Следом за тобой выбрался плотный господин, седой, не первой свежести, но удовлетворительного качества; я мигом наделил его кучей пороков и грехов – банкир, делец, барыга, – превратил в карикатуру и тут же забыл о нем. Ты шла чуть впереди, такая же легкая, но с новой грацией, уверенной и взрослой. Шла так, словно наша вздорная суетливая вселенная имела к тебе лишь относительное касательство, словно ты пребывала в каком-то своем, более совершенном, неспешном измерении. Ни этот старик, никто другой, из живущих на земле, никто и ничто теперь не имели ровным счетом никакого значения. Они все испарились, просто перестали существовать.
Шагая к распахнутым дверям, ты подняла голову, ты нашла мои глаза и улыбнулась.
64
Сон всегда обрывается на этом месте. Некто настырный, не знаю, какой дотошный бес (должно быть, немец) у них там заведует департаментом ночных развлечений, с завидным упорством показывает мне этот сон раз в месяц. Раз в месяц – как минимум, иногда я вижу его два, а то и три раза.
«Запоминай!» – словно говорит настырный, предлагая моему вниманию новую подробность, ранее не замеченную мной: перламутровую прядь в твоих волосах, стаю голубей, кружащих симметричным узором над лиловым парком, или запах шиповника, контрабандой доставленный на Манхэттен с моей болшевской дачи.
Вещественность знаков, материальность символов делают почти невозможным отличить фантазию от минувшей реальности. Я давно уже не пытаюсь заниматься подобным вздором: чем, скажи мне, отличается мастерски придуманная фикция от слепка неверной памяти? Ведь с неумолимой точки зрения текущего момента и то, и другое не существует в абсолютно равной степени.

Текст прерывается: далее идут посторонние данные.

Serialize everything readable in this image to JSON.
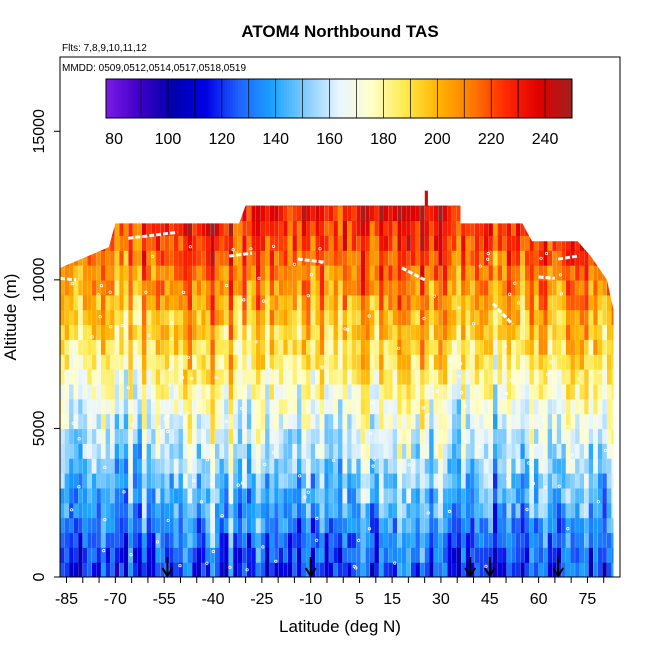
{
  "chart_data": {
    "type": "heatmap",
    "title": "ATOM4 Northbound TAS",
    "flights_label": "Flts: 7,8,9,10,11,12",
    "dates_label": "MMDD: 0509,0512,0514,0517,0518,0519",
    "xlabel": "Latitude (deg N)",
    "ylabel": "Altitude (m)",
    "xlim": [
      -87,
      85
    ],
    "ylim": [
      0,
      17500
    ],
    "x_ticks": [
      -85,
      -70,
      -55,
      -40,
      -25,
      -10,
      5,
      15,
      30,
      45,
      60,
      75
    ],
    "x_tick_labels": [
      "-85",
      "-70",
      "-55",
      "-40",
      "-25",
      "-10",
      "5",
      "15",
      "30",
      "45",
      "60",
      "75"
    ],
    "y_ticks": [
      0,
      5000,
      10000,
      15000
    ],
    "y_tick_labels": [
      "0",
      "5000",
      "10000",
      "15000"
    ],
    "colorbar": {
      "range": [
        77,
        250
      ],
      "ticks": [
        80,
        100,
        120,
        140,
        160,
        180,
        200,
        220,
        240
      ],
      "tick_labels": [
        "80",
        "100",
        "120",
        "140",
        "160",
        "180",
        "200",
        "220",
        "240"
      ],
      "colors": [
        "#7b1be6",
        "#3f00c8",
        "#0000aa",
        "#0000e6",
        "#1e64ff",
        "#1aa3ff",
        "#82cdff",
        "#e9f5ff",
        "#ffffc8",
        "#ffe94a",
        "#ffb300",
        "#ff7a00",
        "#ff2a00",
        "#e00000",
        "#a02020"
      ]
    },
    "ceiling_profile": [
      {
        "lat": -87,
        "alt": 10400
      },
      {
        "lat": -72,
        "alt": 11100
      },
      {
        "lat": -70,
        "alt": 11900
      },
      {
        "lat": -50,
        "alt": 11900
      },
      {
        "lat": -32,
        "alt": 11900
      },
      {
        "lat": -30,
        "alt": 12500
      },
      {
        "lat": 25,
        "alt": 12500
      },
      {
        "lat": 25,
        "alt": 13000
      },
      {
        "lat": 26,
        "alt": 13000
      },
      {
        "lat": 26,
        "alt": 12500
      },
      {
        "lat": 36,
        "alt": 12500
      },
      {
        "lat": 36,
        "alt": 11900
      },
      {
        "lat": 55,
        "alt": 11900
      },
      {
        "lat": 58,
        "alt": 11300
      },
      {
        "lat": 72,
        "alt": 11300
      },
      {
        "lat": 76,
        "alt": 10800
      },
      {
        "lat": 81,
        "alt": 10000
      },
      {
        "lat": 83,
        "alt": 9000
      }
    ],
    "arrows_lat": [
      -54,
      -10,
      39,
      45,
      66
    ]
  }
}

С позиции «сегодня» они девальвированы в одинаковое ничто.
Для художника, впрочем, как и для любого творца, понятие реальности есть не более чем химера. Рабское копирование реальности – еще ее называют «правдой жизни» – является свидетельством бездарности и прямым следствием отсутствия той самой искры божьей, что сближает нас, избранных среди смертных, с всемогущим Мастером. По мне, пусть «правдой жизни» занимаются проходимцы и самозванцы, жаждущие примазаться к божественному Искусству, все эти хроникеры и публицисты – унылые стенографисты нелепого нагромождения случайных событий, эти летописцы минувших времен, фотографы давно умершего света. Правда жизни – какая глупость!
Я давно живу в ажурной паутине, прочно сотканной из стеклянных снов, свинцового бреда и солнечных фантазий: да, там есть вкрапления и «правды жизни», и так называемых реальных событий, но они, эти тусклые нити, с таким мастерством вплетены в общий узор, что даже я не в состоянии порой опознать их.
Но ты просишь меня, ты хочешь узнать, что же случилось на самом деле. Так и быть, я постараюсь. Я сделаю это для тебя. Не хочу искать виноватых, но для полноты картины мне придется нырнуть на самое дно, опуститься к самым истокам жизни, дабы из-под завала дней, лиц, городов и событий извлечь на свет божий первопричину всех бед моих. Наша жизнь полна тайных символов, внимательный глаз и острый ум непременно составит из них логическую картину: если тебе кажется, что беда на тебя рухнула как гром среди ясного неба, я готов поспорить, что ты просто прозевал предупредительные знаки. Оглянись – и ты непременно отыщешь их во вчерашней пестроте мокрых кленовых листьев, в шелесте осоки и шепоте песка. Ничто не происходит случайно, каждое событие имеет свою причину и свое следствие. Будь внимателен!